FYI these are the specs on my chip:

AMD ATHLON
AX2000DMT3C
AGOIA 0215WPKW
9694783089
1999AMD
 
A "Stepping" normally refers to when and where your chip was made, and basically, how well it will overclock. AGOIA is the 2nd best stepping for overclocking usually, it's always the luck of the draw though (AROIA "Y" 0220 being #1). Yours is an AGOIA "9" 0215, I think you should get a decent overclock out of it. Perhaps someone can chime in on the actual meaning of each number :)
 
Cool...

Thanks for the insight there. I'm not quite brave enough to mess around with filling in the bridges on it yet tho. I've been having some bugs in my system as of late. I had to swap out MOBO's as the one in my sig died after not even a month of use... and it wasn't even overclocked....

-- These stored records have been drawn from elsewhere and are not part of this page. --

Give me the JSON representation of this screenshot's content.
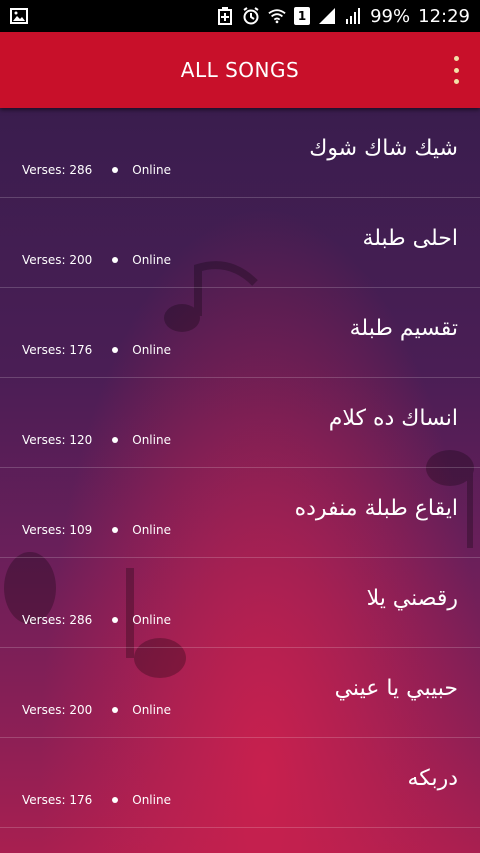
{
  "statusbar": {
    "sim_label": "1",
    "battery": "99%",
    "time": "12:29"
  },
  "appbar": {
    "title": "ALL SONGS"
  },
  "meta_labels": {
    "verses_prefix": "Verses:",
    "online": "Online"
  },
  "songs": [
    {
      "title": "شيك شاك شوك",
      "verses": "Verses: 286",
      "status": "Online"
    },
    {
      "title": "احلى طبلة",
      "verses": "Verses: 200",
      "status": "Online"
    },
    {
      "title": "تقسيم طبلة",
      "verses": "Verses: 176",
      "status": "Online"
    },
    {
      "title": "انساك ده كلام",
      "verses": "Verses: 120",
      "status": "Online"
    },
    {
      "title": "ايقاع طبلة منفرده",
      "verses": "Verses: 109",
      "status": "Online"
    },
    {
      "title": "رقصني يلا",
      "verses": "Verses: 286",
      "status": "Online"
    },
    {
      "title": "حبيبي يا عيني",
      "verses": "Verses: 200",
      "status": "Online"
    },
    {
      "title": "دربكه",
      "verses": "Verses: 176",
      "status": "Online"
    }
  ],
  "colors": {
    "appbar": "#c8102a",
    "overflow_dots": "#f3e1a8"
  }
}
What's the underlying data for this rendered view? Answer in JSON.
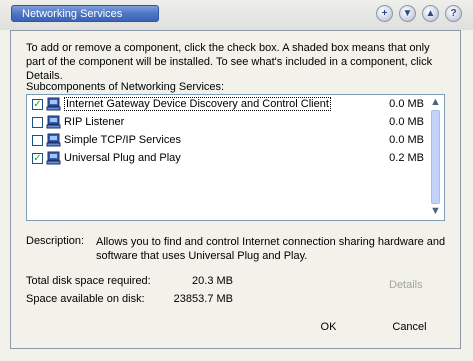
{
  "window": {
    "title": "Networking Services",
    "controls": [
      {
        "name": "minimize-icon",
        "glyph": "+"
      },
      {
        "name": "arrow-down-icon",
        "glyph": "▼"
      },
      {
        "name": "arrow-up-icon",
        "glyph": "▲"
      },
      {
        "name": "help-icon",
        "glyph": "?"
      }
    ]
  },
  "intro": "To add or remove a component, click the check box. A shaded box means that only part of the component will be installed. To see what's included in a component, click Details.",
  "subcomponents_label": "Subcomponents of Networking Services:",
  "components": [
    {
      "name": "Internet Gateway Device Discovery and Control Client",
      "size": "0.0 MB",
      "checked": true,
      "selected": true
    },
    {
      "name": "RIP Listener",
      "size": "0.0 MB",
      "checked": false,
      "selected": false
    },
    {
      "name": "Simple TCP/IP Services",
      "size": "0.0 MB",
      "checked": false,
      "selected": false
    },
    {
      "name": "Universal Plug and Play",
      "size": "0.2 MB",
      "checked": true,
      "selected": false
    }
  ],
  "description": {
    "label": "Description:",
    "text": "Allows you to find and control Internet connection sharing hardware and software that uses Universal Plug and Play."
  },
  "disk": {
    "required_label": "Total disk space required:",
    "required_value": "20.3 MB",
    "available_label": "Space available on disk:",
    "available_value": "23853.7 MB"
  },
  "buttons": {
    "details": "Details",
    "ok": "OK",
    "cancel": "Cancel"
  },
  "colors": {
    "title_pill": "#4f76c4",
    "dialog_bg": "#f2f1ea",
    "checkmark": "#21a121",
    "disabled_text": "#a3a79a"
  }
}
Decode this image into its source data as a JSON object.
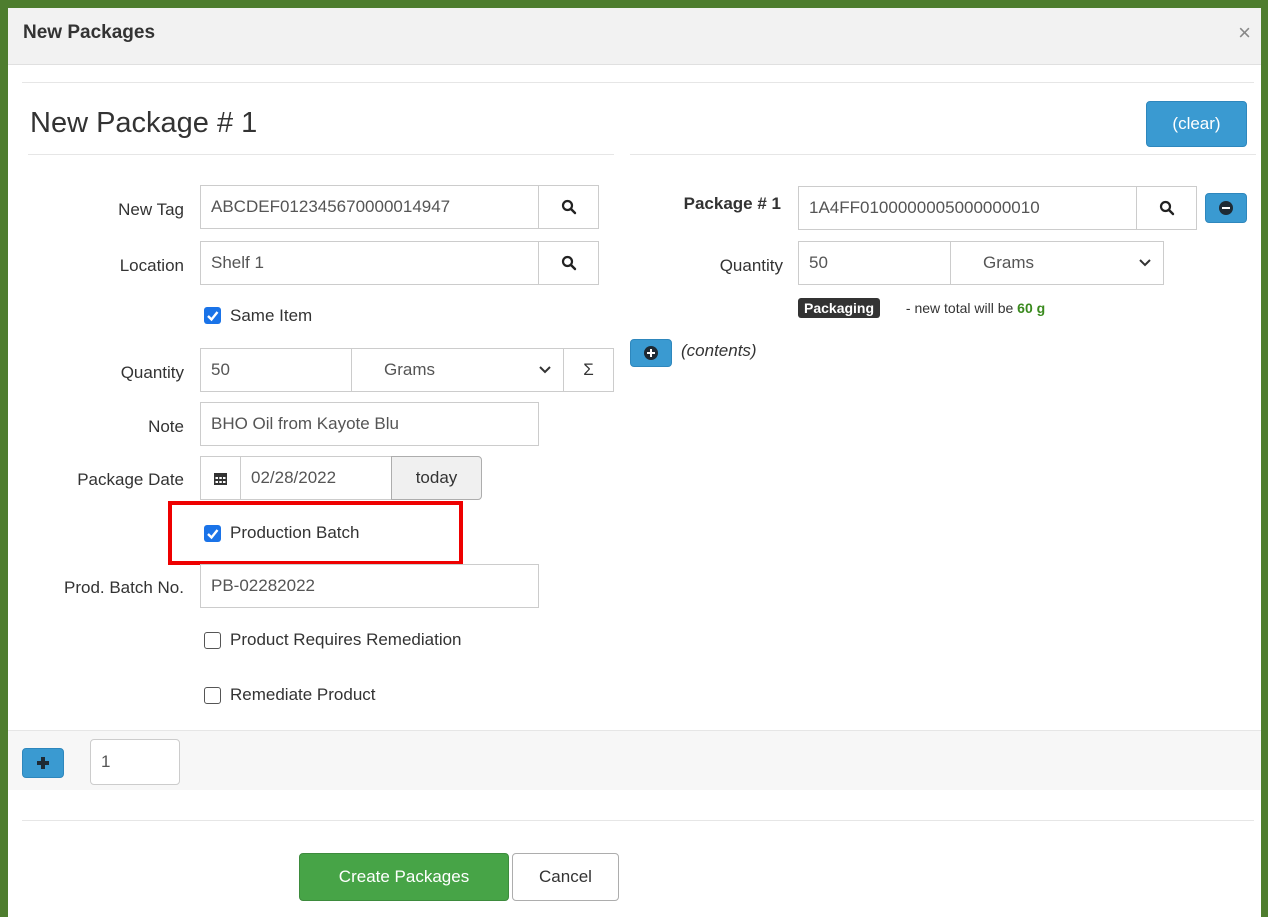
{
  "dialog": {
    "title": "New Packages",
    "close_glyph": "×"
  },
  "package": {
    "heading": "New Package # 1",
    "clear_label": "(clear)"
  },
  "form": {
    "new_tag": {
      "label": "New Tag",
      "value": "ABCDEF012345670000014947"
    },
    "location": {
      "label": "Location",
      "value": "Shelf 1"
    },
    "same_item": {
      "label": "Same Item",
      "checked": true
    },
    "quantity": {
      "label": "Quantity",
      "value": "50",
      "unit": "Grams",
      "sum_glyph": "Σ"
    },
    "note": {
      "label": "Note",
      "value": "BHO Oil from Kayote Blu"
    },
    "package_date": {
      "label": "Package Date",
      "value": "02/28/2022",
      "today_label": "today"
    },
    "production_batch": {
      "label": "Production Batch",
      "checked": true
    },
    "prod_batch_no": {
      "label": "Prod. Batch No.",
      "value": "PB-02282022"
    },
    "requires_remediation": {
      "label": "Product Requires Remediation",
      "checked": false
    },
    "remediate_product": {
      "label": "Remediate Product",
      "checked": false
    }
  },
  "source_package": {
    "label": "Package # 1",
    "tag": "1A4FF0100000005000000010",
    "quantity_label": "Quantity",
    "quantity_value": "50",
    "unit": "Grams",
    "badge": "Packaging",
    "hint_prefix": " - new total will be ",
    "hint_total": "60 g",
    "contents_label": "(contents)"
  },
  "add_row": {
    "count": "1"
  },
  "footer": {
    "create_label": "Create Packages",
    "cancel_label": "Cancel"
  },
  "colors": {
    "frame": "#4e7d2e",
    "info": "#3a9ad1",
    "success": "#47a447",
    "highlight": "#e00000"
  }
}
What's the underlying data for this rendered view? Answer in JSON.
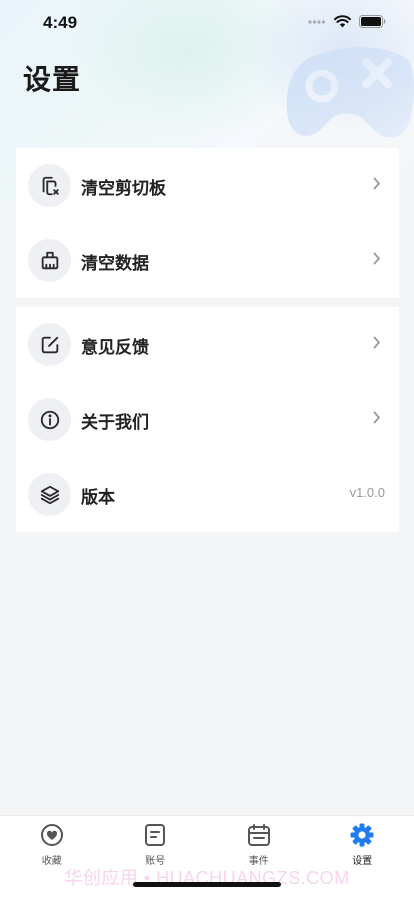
{
  "status_bar": {
    "time": "4:49"
  },
  "page": {
    "title": "设置"
  },
  "groups": [
    {
      "items": [
        {
          "label": "清空剪切板",
          "icon": "clipboard-clear-icon"
        },
        {
          "label": "清空数据",
          "icon": "broom-icon"
        }
      ]
    },
    {
      "items": [
        {
          "label": "意见反馈",
          "icon": "edit-icon"
        },
        {
          "label": "关于我们",
          "icon": "info-icon"
        },
        {
          "label": "版本",
          "icon": "layers-icon",
          "value": "v1.0.0"
        }
      ]
    }
  ],
  "tab_bar": {
    "active": "设置",
    "accent_color": "#1f7cf0",
    "tabs": [
      {
        "label": "收藏",
        "icon": "heart-icon"
      },
      {
        "label": "账号",
        "icon": "document-icon"
      },
      {
        "label": "事件",
        "icon": "calendar-icon"
      },
      {
        "label": "设置",
        "icon": "gear-icon"
      }
    ]
  },
  "watermark": "华创应用 • HUACHUANGZS.COM"
}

Any other input is welcome..

Thanks :)
 
palee, PC Chips motherboards are known as being pretty much the worst motherboards in existence, so you should not be surprised that it crapped out :(

I'm not brave enough to unlock an XP either :)
 
Yeah, I realized that AFTER I bought it. It was part of a bare bones setup, and I needed a new (cheap) case for my nephew. I had a motherboard (ECS) the I bought and I couldn't get it to work with a different CPU (thunderbird 1.3 I think). I tried it with my 2000+ and it works fine... So I'll RMA it, see if they will be willing to give me an upgrade MOBO (I'll pay the difference), then get another CPU (1700+ on sale at new egg I believe...) and see what I get.....
 
Here's my definition:

A stepping is a "geek" term for revision. As the chip progresses newer revisions/stepping are developped. Newer steppings will remove bugs and so on from previous steppings and can result in a higher overclock.

I also found this on our Overclockers.com website:

What does stepping mean?

Celerons come in four flavors. The C266 and C300 without L2 cache and the C300A and C333 with 128 Kb L2 cache. Each type of Celeron has several slightly different variations, called a "stepping". Stepping 0 (zero) cores are the original production run. When minor imperfections (bugs) are found in the instruction programming (micro-code) of the core or in other parameters of the chip, they are fixed and the next batch of cores will incorporate the changes. This batch will be identified as stepping 1. If another change is required later, the stepping number will be incremented again. As each successive refinement to the chip is made, the next higher stepping number will be assigned. For many reasons, one stepping may be easier to overclock than another, but usually the higher stepping cores make the best, most stable CPU's.